Runnells stood up, walked to the bar, and poured a drink of scotch.
"Little early for that, isn't it?"
He nodded. "Join me?"
What the fuck, I thought. What the fuck. "Sure." He brought a drink, straight, and I sipped at it.
"It was about eleven-thirty," he went on, sitting down again. "Michael and I didn't have to break in. I just knocked lightly and muttered something like it's me. Shouldn't have worked, but it did. I guess he thought it was Arkassian, because he opened the door right away, and we walked in. He looked scared as hell, and from the smell I think he peed himself. As soon as he saw it was us, he tried to run out, but Michael grabbed him. Then he starts yelling, so Michael has to smack him in the mouth to shut him up.
"Now honestly, McKain, when we went in there we had no intention whatsoever of killing the little shit. I wanted to be reasonable, and to get him to agree to stop playing hide and seek and fuck your friends, and get life back to normal for both of us. But he didn't seem to want that. He lied and denied and treated me as if I were stupid or something, and I didn't like that at all. I told him quite logically that it made no sense for him to go to the police, because if I ended up in jail, he and Ben would be there too on drug charges. Then he told me I had nothing on him, and to just leave him the hell alone." Runnells snickered. "I've got to admit, I was getting a little turned on by the whole situation. I mean, he was just so scared. I started to tease him then, about being in prison, and all the big black boogies cramming it in his ass, and I guess he just went a little crazy and took a swing at me. Oh, he missed, so no harm done, but it made me so mad that I hit him back."

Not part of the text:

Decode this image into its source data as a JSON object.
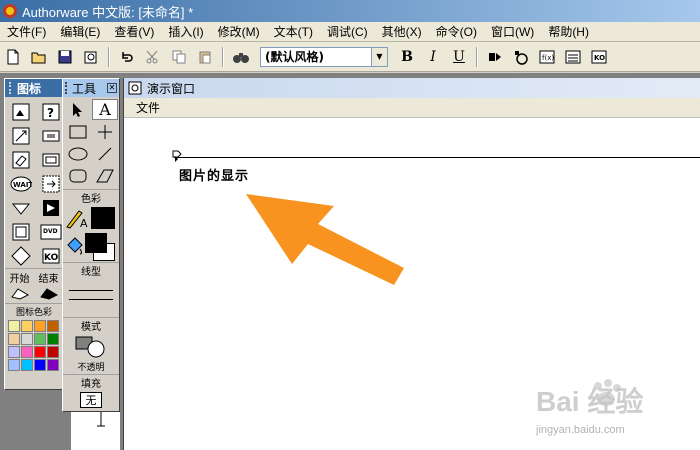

Runnells tossed back his drink and licked his lips. "Do you know that was the first time I had ever hit anyone. And it felt good. He went over backward just like the Puerto Rican in the bar after Michael hit him in the throat, and I knew then why Michael liked it so much. Hell, it's impossible not to like it.

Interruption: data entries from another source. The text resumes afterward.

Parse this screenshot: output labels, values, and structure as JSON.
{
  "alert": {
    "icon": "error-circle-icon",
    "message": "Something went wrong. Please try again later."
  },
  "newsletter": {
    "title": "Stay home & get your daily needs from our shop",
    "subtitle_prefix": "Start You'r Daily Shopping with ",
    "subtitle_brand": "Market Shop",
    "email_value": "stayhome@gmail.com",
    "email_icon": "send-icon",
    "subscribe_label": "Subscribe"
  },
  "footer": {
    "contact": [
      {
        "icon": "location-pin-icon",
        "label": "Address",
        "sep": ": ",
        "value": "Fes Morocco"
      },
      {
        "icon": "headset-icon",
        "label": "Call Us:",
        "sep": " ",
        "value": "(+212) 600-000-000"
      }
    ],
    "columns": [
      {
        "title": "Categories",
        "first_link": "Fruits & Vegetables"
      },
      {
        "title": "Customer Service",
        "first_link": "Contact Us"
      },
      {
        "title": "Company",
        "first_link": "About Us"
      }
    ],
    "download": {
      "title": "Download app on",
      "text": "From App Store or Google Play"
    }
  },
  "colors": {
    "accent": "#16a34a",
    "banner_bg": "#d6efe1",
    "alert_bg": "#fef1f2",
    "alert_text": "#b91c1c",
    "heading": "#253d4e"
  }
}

"In fact I liked it so much I kept it up. Nobody knew we were there, nobody'd seen us go in—of course I didn't think of these things at the time, but I suppose they were there subconsciously, letting me do what I did without fear. And as I was doing it, hitting him and watching him cry and moan and bleed, I told myself that this was the only way it would be settled and no one would know except Michael. And when I thought about Michael I realized that he was there with me too, hitting Chris and kicking him and pounding his head against the floor, and pretty soon Chris wasn't moving at all, and I knew we'd killed him, Michael and I. We were both glowing, like people after sex."

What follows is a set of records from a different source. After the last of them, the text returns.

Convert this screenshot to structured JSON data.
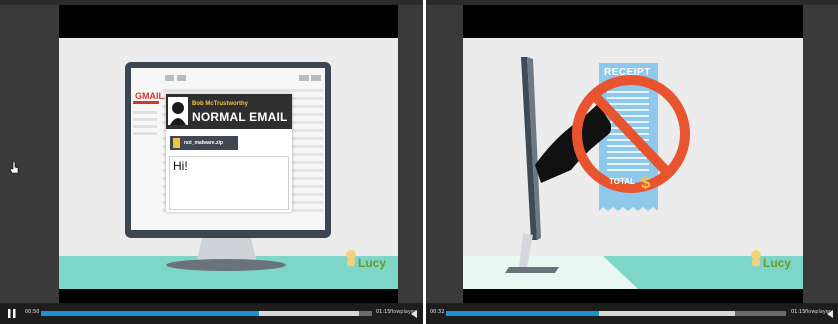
{
  "players": [
    {
      "id": "left",
      "scene": {
        "email_provider": "GMAIL",
        "sender_name": "Bob McTrustworthy",
        "email_subject": "NORMAL EMAIL",
        "attachment_name": "not_malware.zip",
        "email_body": "Hi!"
      },
      "watermark": "Lucy",
      "controls": {
        "current_time": "00:50",
        "duration": "01:15",
        "brand": "flowplayer",
        "progress": 0.66,
        "buffered": 0.96
      }
    },
    {
      "id": "right",
      "scene": {
        "receipt_title": "RECEIPT",
        "total_label": "TOTAL",
        "currency_symbol": "$"
      },
      "watermark": "Lucy",
      "controls": {
        "current_time": "00:32",
        "duration": "01:15",
        "brand": "flowplayer",
        "progress": 0.45,
        "buffered": 0.85
      }
    }
  ]
}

He looked up at me, and it seemed as though his face was glowing still, at just the memory. "What a shame," I said, "that you didn't have your camera with you."
Runnells shook his head as though he pitied me. "I'm not expecting you to understand, McKain."
"Then why are you telling me all this?"
He shrugged. "Truth is good for the soul."
"Why did you really go to see Arkassian then?"
"To give him money."
"You've lost me."
"Chris might have told him about my little videotape. He might have known about the blackmail, probably did. So I gave him something for his pains, that simple."
"You told him you killed Townes?"
"No. I didn't say we did, and I didn't say we didn't. I just gave him a . . . bereavement gift, that's all."
"Wouldn't it have been easier to do that at the beginning?"
"Pay the blackmail?"
I nodded.
"Easier," he replied, "but not as much fun."
I shook my head, not believing him. "I can't imagine that Arkassian took money to make up for having his lover murdered."
"There's a lot you can't imagine, McKain. You live a very sheltered life. People lie and cheat and steal and kill all the time, you know? Wild world out there. Ben can find another girl. And his kind don't run to the cops. They run from them."
"Why did you leave the cigarette lighter?"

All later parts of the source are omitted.